Hunt for killer Allan Legere a vivid memory for former Chatham police officer
'This is just like this happened yesterday,' Kenneth McGee says 30 years after Legere was captured
Kenneth McGee left policing 15 years ago, but one part of his career on the Chatham police force will haunt him forever.
McGee was a 28-year old constable when notorious serial killer Allan Legere was terrorizing communities in the Miramichi area.
McGee remembers those seven months as a very tense time, when people would open their doors with guns in their hands and every other yard had a light pole that would illuminate the property if anyone was creeping around in the dark.
"In fact, we had a nickname for them," McGee said. "We called them Legere lights."
Officers on foot patrol were required to wear bright traffic vests at night when responding to reports of sightings.
"Sometimes people would be out on their back steps and they would have, you know, a firearm or something in their hands and we'd be running through backyards," McGee said.
"A few of us questioned, 'Well, why are we wearing traffic vests. That makes it easier for him to see us.' And supervisors said, quite rightly, 'Well, everybody else can see you too.'"
Legere had escaped custody in May 1989 while serving time in Renous prison for the murder of shopkeeper John Glendenning and the beating of Glendenning's wife, Mary.
While on the loose, Legere killed four other people: shopkeeper Annie Flam, sisters Linda and Donna Daughney, and Rev. James Smith.
He briefly left what is now the city of Miramichi and was captured on his way back to the community 30 years ago today.
The night of Oct. 28
McGee's most vivid memories of Legere's months as a fugitive are from the night of Oct. 28.

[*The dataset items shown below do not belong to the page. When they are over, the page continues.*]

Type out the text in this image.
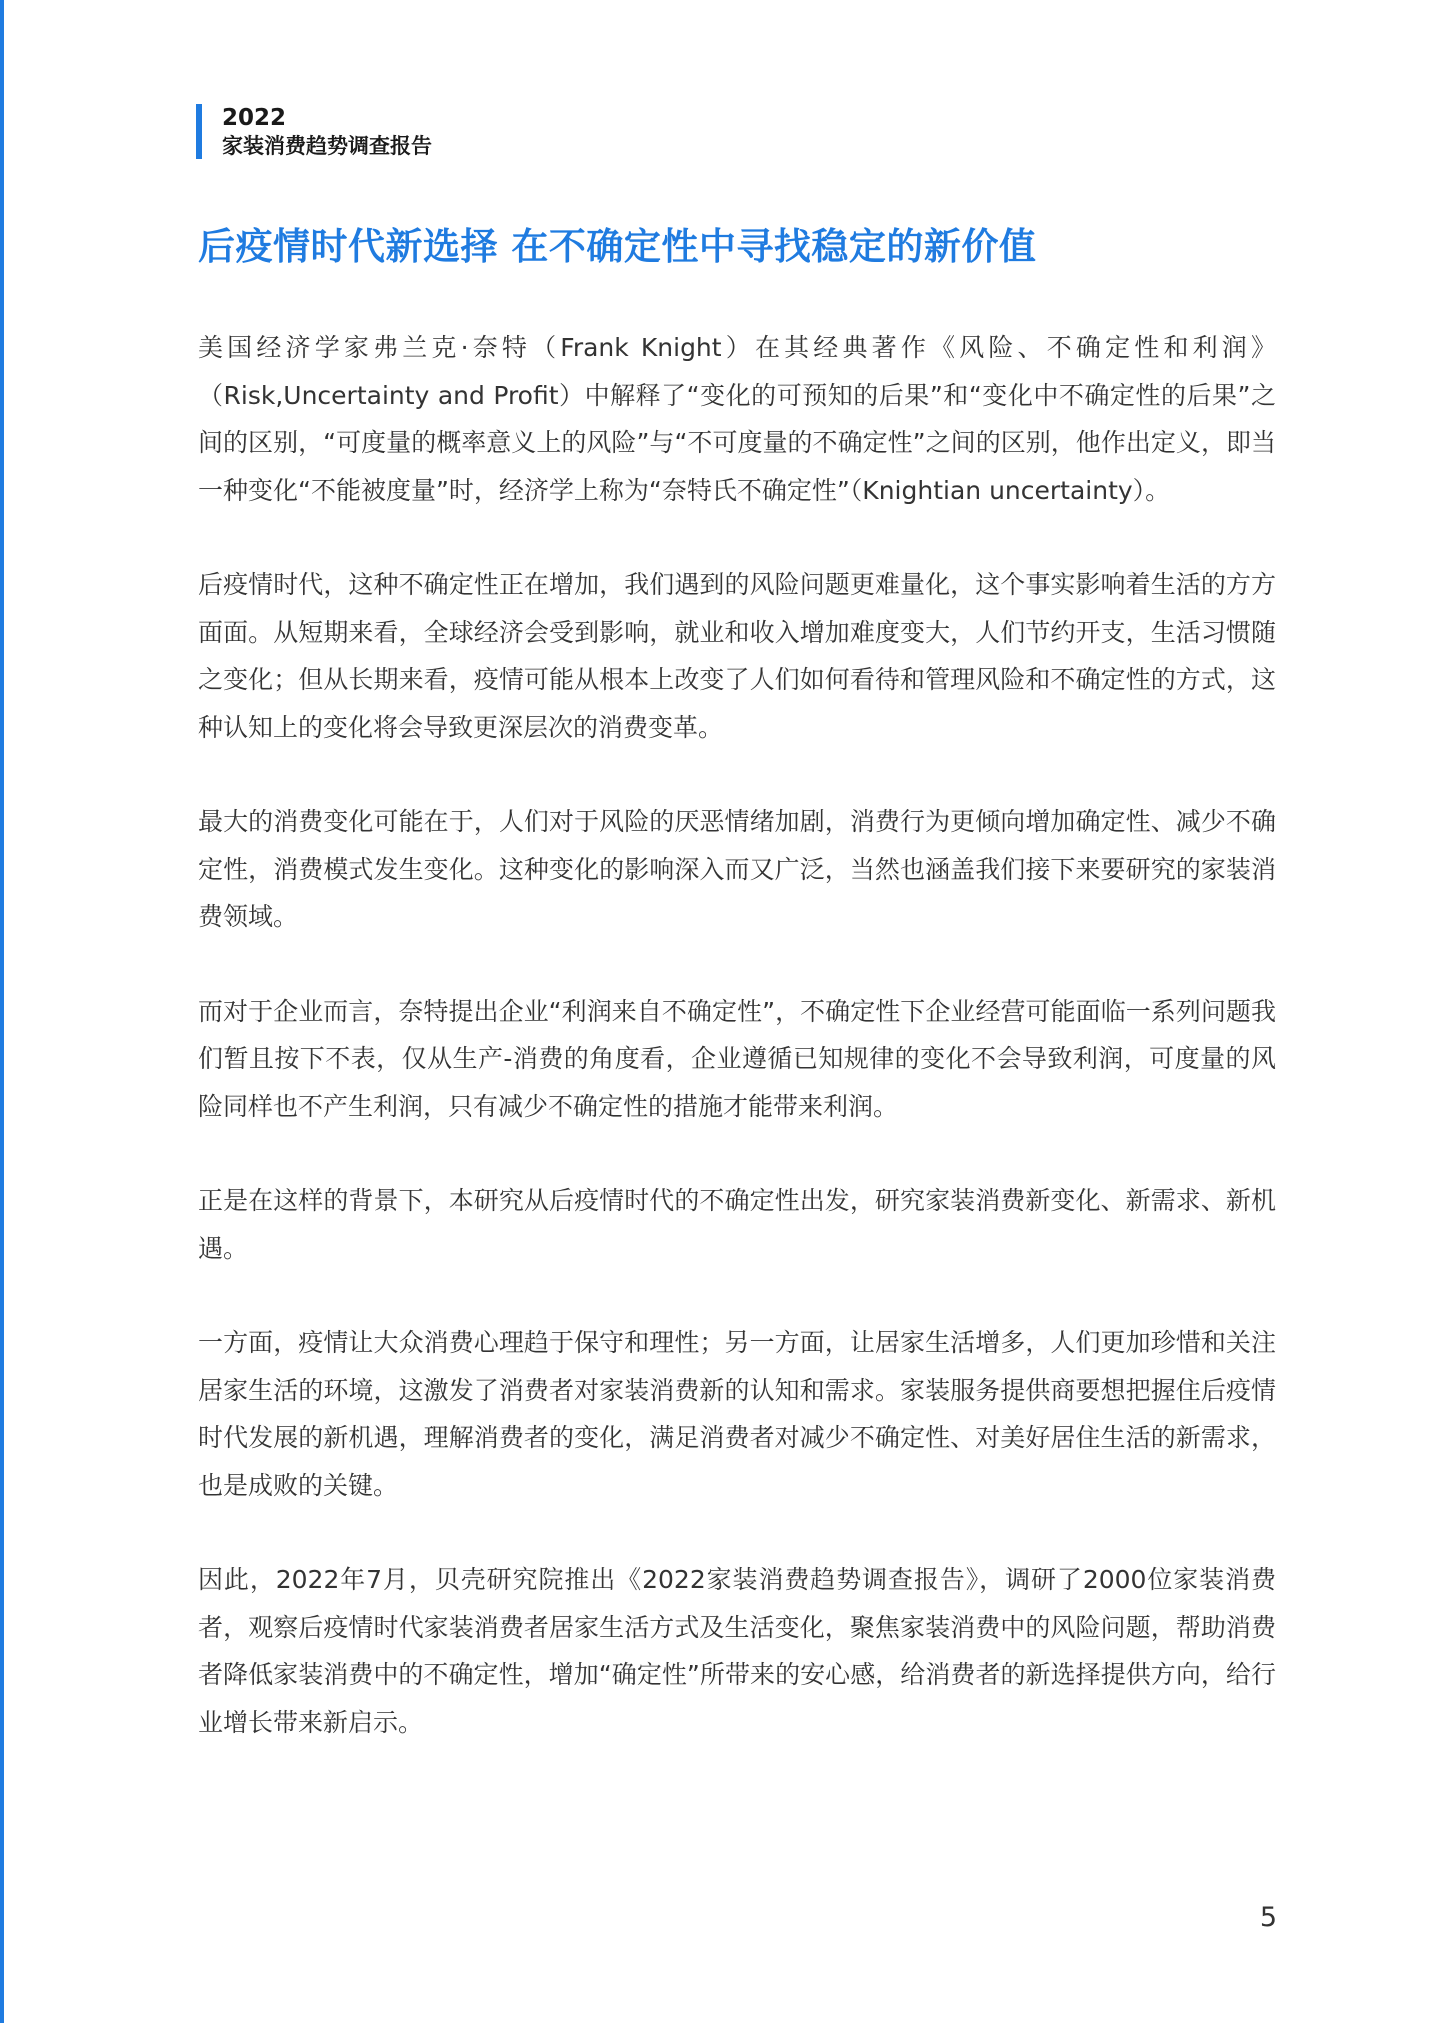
2022
家装消费趋势调查报告
后疫情时代新选择 在不确定性中寻找稳定的新价值

美国经济学家弗兰克·奈特（Frank Knight）在其经典著作《风险、不确定性和利润》（Risk,Uncertainty and Profit）中解释了“变化的可预知的后果”和“变化中不确定性的后果”之间的区别，“可度量的概率意义上的风险”与“不可度量的不确定性”之间的区别，他作出定义，即当一种变化“不能被度量”时，经济学上称为“奈特氏不确定性”（Knightian uncertainty）。

后疫情时代，这种不确定性正在增加，我们遇到的风险问题更难量化，这个事实影响着生活的方方面面。从短期来看，全球经济会受到影响，就业和收入增加难度变大，人们节约开支，生活习惯随之变化；但从长期来看，疫情可能从根本上改变了人们如何看待和管理风险和不确定性的方式，这种认知上的变化将会导致更深层次的消费变革。

最大的消费变化可能在于，人们对于风险的厌恶情绪加剧，消费行为更倾向增加确定性、减少不确定性，消费模式发生变化。这种变化的影响深入而又广泛，当然也涵盖我们接下来要研究的家装消费领域。

而对于企业而言，奈特提出企业“利润来自不确定性”，不确定性下企业经营可能面临一系列问题我们暂且按下不表，仅从生产-消费的角度看，企业遵循已知规律的变化不会导致利润，可度量的风险同样也不产生利润，只有减少不确定性的措施才能带来利润。

正是在这样的背景下，本研究从后疫情时代的不确定性出发，研究家装消费新变化、新需求、新机遇。

一方面，疫情让大众消费心理趋于保守和理性；另一方面，让居家生活增多，人们更加珍惜和关注居家生活的环境，这激发了消费者对家装消费新的认知和需求。家装服务提供商要想把握住后疫情时代发展的新机遇，理解消费者的变化，满足消费者对减少不确定性、对美好居住生活的新需求，也是成败的关键。

因此，2022年7月，贝壳研究院推出《2022家装消费趋势调查报告》，调研了2000位家装消费者，观察后疫情时代家装消费者居家生活方式及生活变化，聚焦家装消费中的风险问题，帮助消费者降低家装消费中的不确定性，增加“确定性”所带来的安心感，给消费者的新选择提供方向，给行业增长带来新启示。

5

Less than a month before Legere was caught, McGee was driving home from chaperoning a youth dance when a report came in that weapons had been taken from a truck parked outside a motel in Chatham. McGee went to check, since he knew there were only a few officers on duty at the time.
"The officer at the scene says, 'He's in the house,' and he throws me a shotgun and I said 'OK.' So we surrounded the house and here I am still in civilian clothes," McGee said.
It turned out Legere had fled the scene before McGee arrived, but he was sent home to change into his uniform and report for duty for the search.
"My wife had a procedure where she would set out, she would lay out my clothing in the order that I would put it on because we were getting called out all the time," he said.
While Legere was at large, extra police support was requested from other parts of the province and even from across Canada. Since many of the reinforcements had never been to the area before, protocol was to pair them up with a local officer for searches, McGee said.
Later that night, he and an RCMP officer got into a vehicle and went toward the golf course in west Chatham to join the search.
"To me this is just like this happened yesterday."
While on the road they heard gunshots. McGee and the Mountie didn't know who the shots were directed at, but they slammed the vehicle into park, quickly got out and ran to a nearby tree.
"Then I looked at the lights in the vehicle and said, 'I got to go back, and I have to turn those lights off,' and the RCMP officer grabbed me and says, 'Don't. That could be just what he's waiting for.'
"So we were there in that place, back to back, he was with his handgun, me with a shotgun, and every sound in the woods made us jump. And it was the most eerie feeling of all because the fog started coming down, and there we sat there going, 'OK, this is, you know, this is it.'
"You know, we're ready. We're ready to do what we have to do here. And I could just remember the fog and the mist coming down and then everything going quiet, and then actually me thinking to myself, you know, 'Am I going to see my family at the end of this?'"
Legere evaded capture that night. But McGee can't forget the near-miss or shake the belief that his car lights helped the man known as "the Monster of the Miramichi" get away.
"I'll never forget afterwards a supervisor coming up saying to me, 'I understand you left the lights on in your car,' and I said yes and I explained the reason why," McGee said.
"And he says, 'It doesn't matter about the reason why. You left the lights on in your car, so that's why he got away. So if anybody else dies as a result of this, it's your fault.' And I lived with that for 30 years."
Moving on
McGee said he's struggled to move on from that day, especially after the death of Father Smith, Legere's last victim.
"These were the days when we didn't have a critical-incident stress debriefing. Those were the days where it was like, and I hate to use this term, but it was a 'suck it up buttercup' kind of attitude."
After 30 years, McGee said, he is finally ready to talk about the experience and speak out to offer support to any officers who served during that time.
The morning Legere was captured outside Newcastle, McGee was at his parents' home in Moncton.
"At six o'clock in the morning, I'm at Mum and Dad's … Mum slams the door open, she's got a bottle of champagne in her hand," he said.
McGee said hearing the ordeal was over provoked a big sigh of relief.
"I give full credit to my co-workers at the time," he said. "Some of them are still working in policing. And, you know, kudos to those people that are still doing the job there. I
"I'm proud to have been with them, proud to have served Chatham and the people of Miramichi during that time and because we were all in it together."